I have used setting in this way to enhance danger and terror by contrast in a number of my novels. In A Taste for Death the two bodies, each with its head almost severed, are discovered in a church vestry by a gentle spinster and the young truant she has befriended. The contrast between the sanctity of the setting and the brutality of the murders intensifies the horror and can produce in the reader a disorientating unease, a sense that the ordained order has been overturned and we no longer stand on firm ground. In An Unsuitable Job for a Woman, my first book featuring the young woman detective Cordelia Gray, a particularly appalling and callous murder takes place in high summer in Cambridge, where wide lawns, sun-dappled stone and the sparkling river recall to Cordelia’s mind some words by John Bunyan: “Then I saw that there was a way to Hell, even from the gate of Heaven.” It is often these paths to hell, not the destination, which provide for a crime novelist the most fascinating avenues to explore.

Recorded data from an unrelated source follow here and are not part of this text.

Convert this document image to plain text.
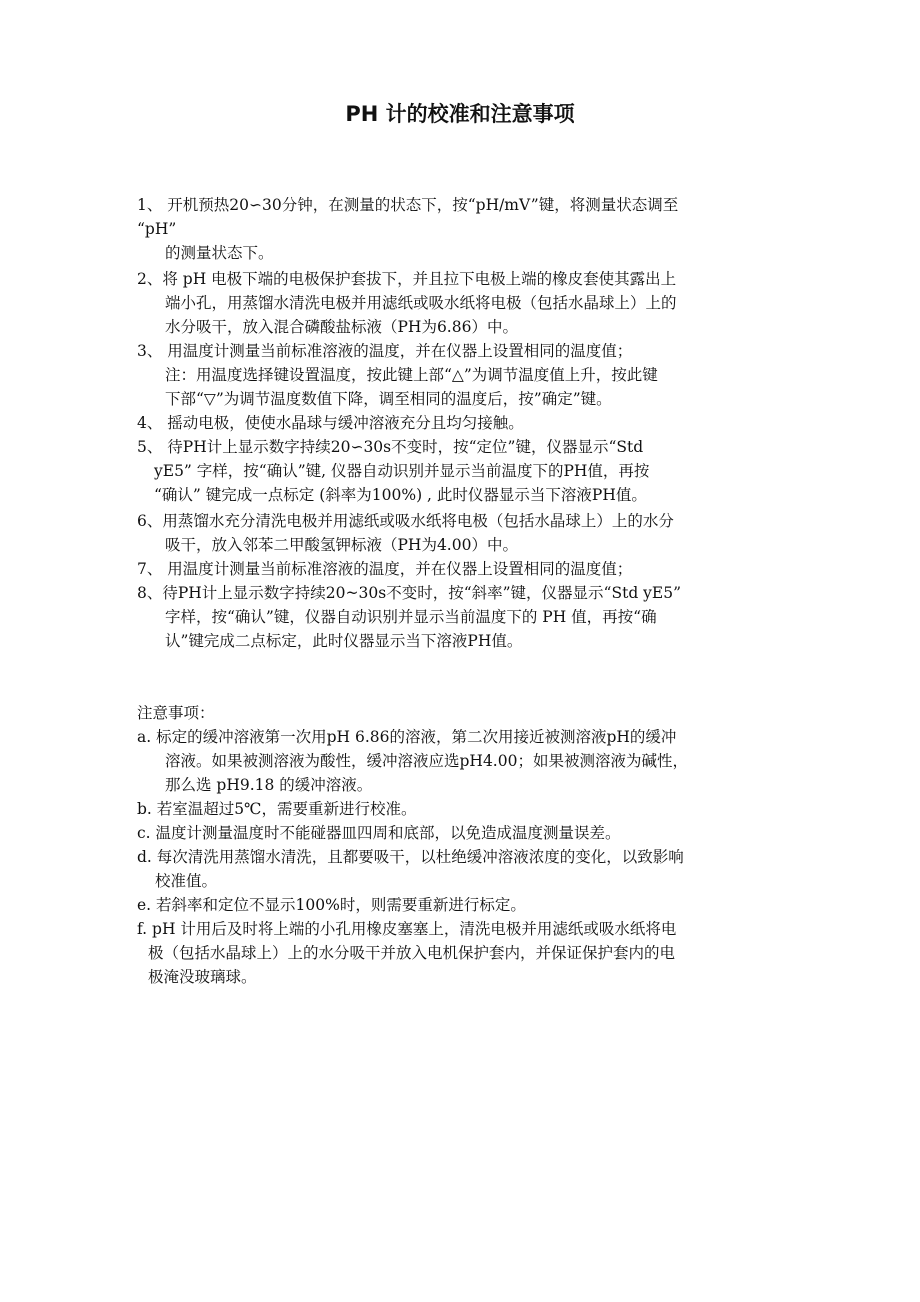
PH 计的校准和注意事项
1、 开机预热20∽30分钟，在测量的状态下，按“pH/mV”键，将测量状态调至
“pH”
的测量状态下。
2、将 pH 电极下端的电极保护套拔下，并且拉下电极上端的橡皮套使其露出上
端小孔，用蒸馏水清洗电极并用滤纸或吸水纸将电极（包括水晶球上）上的
水分吸干，放入混合磷酸盐标液（PH为6.86）中。
3、 用温度计测量当前标准溶液的温度，并在仪器上设置相同的温度值；
注：用温度选择键设置温度，按此键上部“△”为调节温度值上升，按此键
下部“▽”为调节温度数值下降，调至相同的温度后，按”确定”键。
4、 摇动电极，使使水晶球与缓冲溶液充分且均匀接触。
5、 待PH计上显示数字持续20∽30s不变时，按“定位”键，仪器显示“Std
yE5” 字样，按“确认”键, 仪器自动识别并显示当前温度下的PH值，再按
“确认” 键完成一点标定 (斜率为100%) , 此时仪器显示当下溶液PH值。
6、用蒸馏水充分清洗电极并用滤纸或吸水纸将电极（包括水晶球上）上的水分
吸干，放入邻苯二甲酸氢钾标液（PH为4.00）中。
7、 用温度计测量当前标准溶液的温度，并在仪器上设置相同的温度值；
8、待PH计上显示数字持续20~30s不变时，按“斜率”键，仪器显示“Std yE5”
字样，按“确认”键，仪器自动识别并显示当前温度下的 PH 值，再按“确
认”键完成二点标定，此时仪器显示当下溶液PH值。
注意事项：
a. 标定的缓冲溶液第一次用pH 6.86的溶液，第二次用接近被测溶液pH的缓冲
溶液。如果被测溶液为酸性，缓冲溶液应选pH4.00；如果被测溶液为碱性，
那么选 pH9.18 的缓冲溶液。
b. 若室温超过5℃，需要重新进行校准。
c. 温度计测量温度时不能碰器皿四周和底部，以免造成温度测量误差。
d. 每次清洗用蒸馏水清洗，且都要吸干，以杜绝缓冲溶液浓度的变化，以致影响
校准值。
e. 若斜率和定位不显示100%时，则需要重新进行标定。
f. pH 计用后及时将上端的小孔用橡皮塞塞上，清洗电极并用滤纸或吸水纸将电
极（包括水晶球上）上的水分吸干并放入电机保护套内，并保证保护套内的电
极淹没玻璃球。
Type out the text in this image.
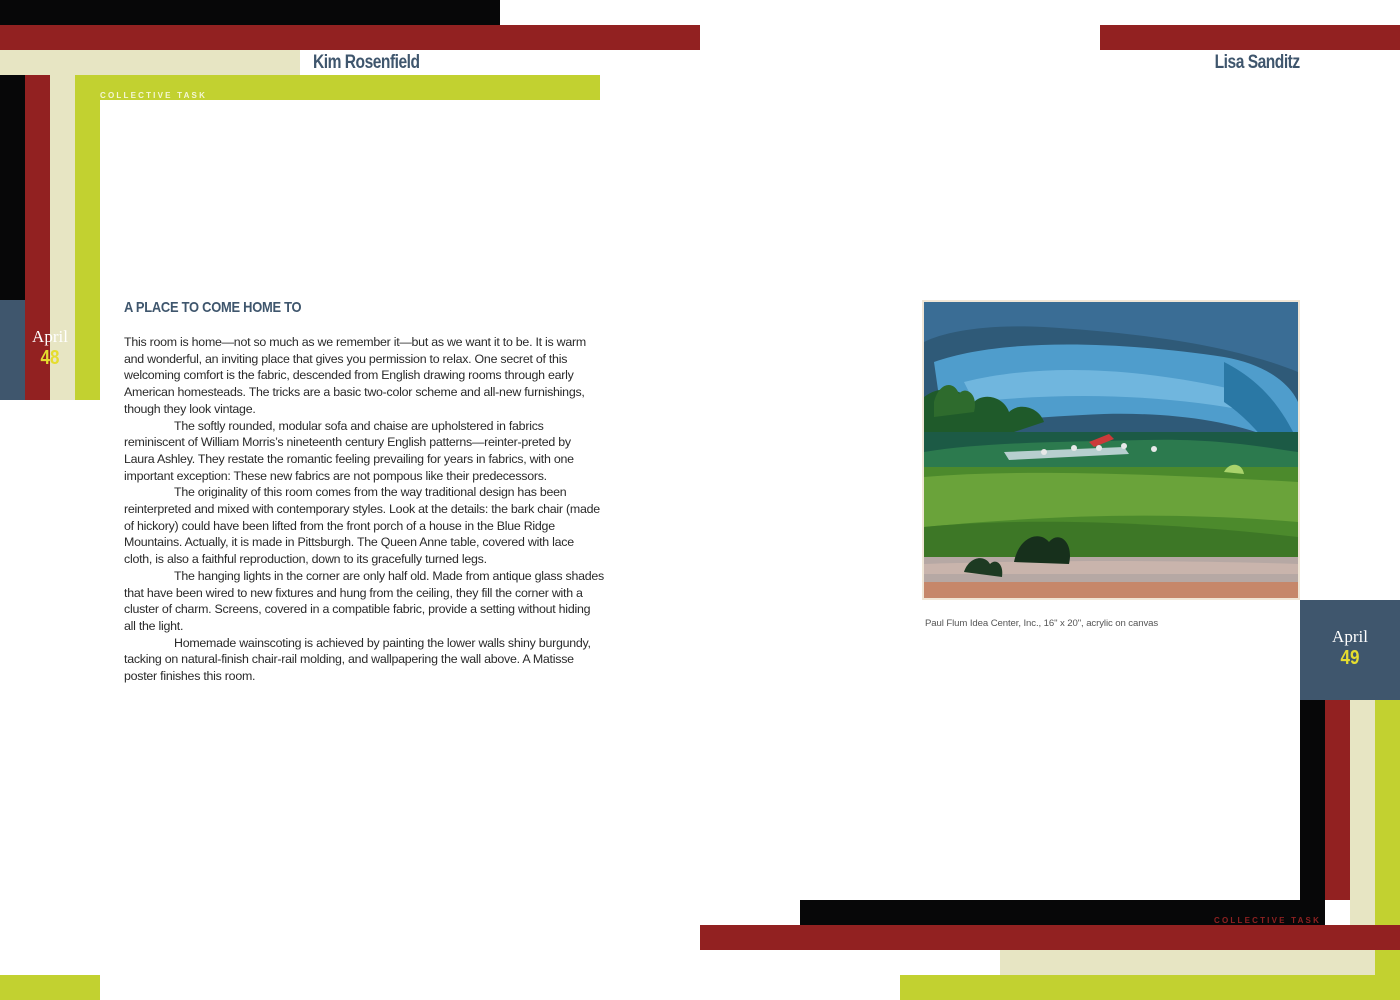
Kim Rosenfield
COLLECTIVE TASK
April
48
A PLACE TO COME HOME TO

This room is home—not so much as we remember it—but as we want it to be. It is warm and wonderful, an inviting place that gives you permission to relax. One secret of this welcoming comfort is the fabric, descended from English drawing rooms through early American homesteads. The tricks are a basic two-color scheme and all-new furnishings, though they look vintage.

The softly rounded, modular sofa and chaise are upholstered in fabrics reminiscent of William Morris’s nineteenth century English patterns—reinter-preted by Laura Ashley. They restate the romantic feeling prevailing for years in fabrics, with one important exception: These new fabrics are not pompous like their predecessors.

The originality of this room comes from the way traditional design has been reinterpreted and mixed with contemporary styles. Look at the details: the bark chair (made of hickory) could have been lifted from the front porch of a house in the Blue Ridge Mountains. Actually, it is made in Pittsburgh. The Queen Anne table, covered with lace cloth, is also a faithful reproduction, down to its gracefully turned legs.

The hanging lights in the corner are only half old. Made from antique glass shades that have been wired to new fixtures and hung from the ceiling, they fill the corner with a cluster of charm. Screens, covered in a compatible fabric, provide a setting without hiding all the light.

Homemade wainscoting is achieved by painting the lower walls shiny burgundy, tacking on natural-finish chair-rail molding, and wallpapering the wall above. A Matisse poster finishes this room.

Lisa Sanditz
April
49
COLLECTIVE TASK
Paul Flum Idea Center, Inc., 16" x 20", acrylic on canvas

Detective novelists have always been fond of setting their stories in a closed society, and this has a number of obvious advantages. The stain of suspicion cannot be allowed to spread too far if each suspect is to be a rounded, credible, breathing human being, not a cardboard cut-out to be ritually knocked down in the last chapter. And in a self-contained community-hospital, school, office, publishing house, nuclear power station-where, particularly if the setting is residential, the characters often spend more time with working colleagues than they do with their families, the irritation that can emerge from such cloistered and unsought intimacy can kindle animosity, jealousy and resentment, emotions which, if they are sufficiently strong, can smoulder away and eventually explode into the destructive finality of violence. The isolated community can also be an epitome of the wider world outside and this, for a writer, can be one of the greatest attractions of the closed communal setting, particularly as the characters are being explored under the trauma of an official investigation for murder, a process which can destroy the privacies both of the living and of the dead.

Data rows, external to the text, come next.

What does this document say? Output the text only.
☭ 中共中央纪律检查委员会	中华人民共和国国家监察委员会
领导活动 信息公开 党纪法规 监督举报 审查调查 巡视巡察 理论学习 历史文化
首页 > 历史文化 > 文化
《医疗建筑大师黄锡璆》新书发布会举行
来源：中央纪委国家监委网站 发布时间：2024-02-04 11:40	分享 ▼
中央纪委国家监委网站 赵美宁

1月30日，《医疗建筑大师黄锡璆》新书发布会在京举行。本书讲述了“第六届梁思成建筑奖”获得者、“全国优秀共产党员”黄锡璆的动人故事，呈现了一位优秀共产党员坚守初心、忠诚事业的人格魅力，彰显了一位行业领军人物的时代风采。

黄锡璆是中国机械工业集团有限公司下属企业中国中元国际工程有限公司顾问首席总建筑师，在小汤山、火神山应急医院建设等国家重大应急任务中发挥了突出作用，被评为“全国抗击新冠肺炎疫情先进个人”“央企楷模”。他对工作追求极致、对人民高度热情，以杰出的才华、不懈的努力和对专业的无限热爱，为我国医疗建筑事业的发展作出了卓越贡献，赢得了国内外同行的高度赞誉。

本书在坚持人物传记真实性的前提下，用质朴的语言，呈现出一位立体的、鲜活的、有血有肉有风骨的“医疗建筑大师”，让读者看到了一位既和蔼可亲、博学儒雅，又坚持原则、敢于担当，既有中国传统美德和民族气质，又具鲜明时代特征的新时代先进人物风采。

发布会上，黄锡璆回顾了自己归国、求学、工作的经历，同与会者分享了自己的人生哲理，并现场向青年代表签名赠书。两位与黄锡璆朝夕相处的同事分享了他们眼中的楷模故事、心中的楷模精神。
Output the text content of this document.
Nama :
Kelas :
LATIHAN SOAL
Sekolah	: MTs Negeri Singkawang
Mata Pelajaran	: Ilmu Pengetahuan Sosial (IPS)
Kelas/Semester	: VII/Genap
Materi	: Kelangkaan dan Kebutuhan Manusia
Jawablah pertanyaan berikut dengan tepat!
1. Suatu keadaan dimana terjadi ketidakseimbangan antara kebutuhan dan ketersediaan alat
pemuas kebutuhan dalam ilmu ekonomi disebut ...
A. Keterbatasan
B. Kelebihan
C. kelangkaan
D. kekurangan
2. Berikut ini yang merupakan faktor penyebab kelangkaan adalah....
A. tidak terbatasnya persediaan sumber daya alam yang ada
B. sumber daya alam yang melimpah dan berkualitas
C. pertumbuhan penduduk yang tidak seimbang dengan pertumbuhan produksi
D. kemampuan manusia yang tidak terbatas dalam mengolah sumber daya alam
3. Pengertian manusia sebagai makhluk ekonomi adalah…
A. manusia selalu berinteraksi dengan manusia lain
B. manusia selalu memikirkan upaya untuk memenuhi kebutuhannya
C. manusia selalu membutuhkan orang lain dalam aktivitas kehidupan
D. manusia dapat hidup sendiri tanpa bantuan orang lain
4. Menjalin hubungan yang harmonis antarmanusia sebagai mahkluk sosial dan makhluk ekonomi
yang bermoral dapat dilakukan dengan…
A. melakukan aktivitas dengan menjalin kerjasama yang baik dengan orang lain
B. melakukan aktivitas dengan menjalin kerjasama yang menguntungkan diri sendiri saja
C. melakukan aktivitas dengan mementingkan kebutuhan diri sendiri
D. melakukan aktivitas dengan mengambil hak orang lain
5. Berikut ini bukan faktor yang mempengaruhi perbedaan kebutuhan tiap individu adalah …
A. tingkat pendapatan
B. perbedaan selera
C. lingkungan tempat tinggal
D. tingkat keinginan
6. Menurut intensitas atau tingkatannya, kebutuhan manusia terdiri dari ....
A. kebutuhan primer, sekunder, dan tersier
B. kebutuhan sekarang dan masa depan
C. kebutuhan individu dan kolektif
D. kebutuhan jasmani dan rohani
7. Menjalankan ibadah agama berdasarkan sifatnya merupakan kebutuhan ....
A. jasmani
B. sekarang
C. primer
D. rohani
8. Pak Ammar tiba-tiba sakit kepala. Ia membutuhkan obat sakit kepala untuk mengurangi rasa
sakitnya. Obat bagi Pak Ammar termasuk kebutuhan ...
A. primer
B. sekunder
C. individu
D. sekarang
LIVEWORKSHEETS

The village setting has always been popular-typically, of course, in Agatha Christie-since an English village is itself a closed society and one which, whether we live in a village or not, retains a powerful hold on our imagination, an image compounded of nostalgia for a life once experienced or imagined and a vague unfocused longing to escape the city for a simpler, less frenetic and more peaceful life. It is interesting how vividly we the readers create the rural setting for ourselves, often powerfully helped by images from television or film. I don’t think Agatha Christie has anywhere described in detail St. Mary Mead but we know the village street, the church, the cottage, genuinely old but untarnished by time, with its neat front garden, shining knocker and, within, Miss Marple, with her mixture of gentle authority and kindness, explaining to her latest maid that the dusting leaves something to be desired.